Vous qui ronflez au coin d'une épouse endormie,
RUMINANT! Savez-vous ce soupir: l'INSOMNIE?

vers auxquels répond en écho cette phrase de Charles Juliet: «L'attente. Avez-vous connu, connaissez-vous l'attente?»
       Quelle étrange impression de déjà vu, de déjà lu, aussi: «la femme ne peut, ne doit être qu'amour, maturité, maternelle tendresse», phrase qui est si proche des trois K si souvent entendus dans mon enfance, écho satirique de l'Allemagne des années 30: Kirche, Kindern, Küche (église, enfants, cuisine); c'était là la place de la femme (avec celle qu'on lui faisait au coin d'un époux endormi pour besoin de Kindern), et la seule qui lui était laissée, et nous sommes ici bien loin de Corbière.
       En lisant ces textes, je me rends compte qu'on me fait la leçon, que j'ai devant moi un de ces prêtres d'antan qui tente de m'amadouer, patelin, dans sa parole transparente, et je me souviens d'une autre cassure, toute différente, celle que j'ai sentie chez John McGahern quand j'ai compris combien il était loin des personnages qu'il a créés et qui ruent pour se dégager de la glu des sillons humides où la glaise colle aux grolles; il était le père, dur, irlandais, la ceinture à la main, c'était lui qui «castiguait». La grande, l'immense différence est que McGahern écrit des romans, et que lui, ce hobereau nanti, il étincelle de clins d'oeils rabelaisiens et d'un humour dont je n'ai pas trouvé la moindre trace dans l'oeuvre - non romancée - de Charles Juliet. John McGahern accepte le paradoxe, il suffit pour cela de lire son merveilleux dernier roman. McGahern crée des personnages, tandis que Charles Juliet parle de lui-même.

 
Certains qui croient
mourir de soif
il leur manque
d'être véritablement altérés

       J'ai cru un moment que je lisais le Nouveau Testament; non, Charles Juliet a compris ce qu'est la soif véritable:

 
j'attends (...)
que jaillisse l'eau
dont j'ai soif.

et nous indique combien la nôtre est peu profonde.

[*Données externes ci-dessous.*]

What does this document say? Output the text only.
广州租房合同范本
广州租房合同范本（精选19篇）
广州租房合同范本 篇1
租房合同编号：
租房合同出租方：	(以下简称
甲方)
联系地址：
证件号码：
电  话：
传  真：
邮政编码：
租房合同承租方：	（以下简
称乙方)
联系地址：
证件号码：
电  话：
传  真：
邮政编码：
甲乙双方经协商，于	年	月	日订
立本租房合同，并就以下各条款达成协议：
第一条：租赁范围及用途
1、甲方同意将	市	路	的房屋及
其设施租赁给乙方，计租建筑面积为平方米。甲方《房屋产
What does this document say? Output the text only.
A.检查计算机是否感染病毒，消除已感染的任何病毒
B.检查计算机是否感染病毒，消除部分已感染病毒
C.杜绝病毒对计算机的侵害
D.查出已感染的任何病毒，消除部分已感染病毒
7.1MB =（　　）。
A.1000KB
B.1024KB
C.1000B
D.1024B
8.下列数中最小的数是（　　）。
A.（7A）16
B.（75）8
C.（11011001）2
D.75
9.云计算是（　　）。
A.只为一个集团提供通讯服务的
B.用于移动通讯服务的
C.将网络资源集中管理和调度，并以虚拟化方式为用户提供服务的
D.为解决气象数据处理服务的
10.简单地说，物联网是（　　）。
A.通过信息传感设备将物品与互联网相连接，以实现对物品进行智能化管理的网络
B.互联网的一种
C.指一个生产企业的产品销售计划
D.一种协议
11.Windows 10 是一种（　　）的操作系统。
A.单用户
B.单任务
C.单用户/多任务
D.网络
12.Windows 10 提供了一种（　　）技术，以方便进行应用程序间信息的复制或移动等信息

       Dans le Nouveau Testament, on trouve «Celui qui croit en moi n'aura jamais soif», et «Si quelqu'un a soif, qu'il vienne à moi et qu'il boive.» L'eau de Charles Juliet jaillit bien près, et il lui suffit, aujourd'hui, de se baisser pour la boire, il a enfin trouvé cette simplicité qu'il cherchait: «Mais avant que perce une certaine lueur, avant que les lèvres puissent s'offrir à la source, que de distances à parcourir, que de crises à surmonter, que d'obstacles à vaincre.»
       Si le roi n'est pas tout à fait nu, il semble en tout cas que sa chasuble soit bien élimée.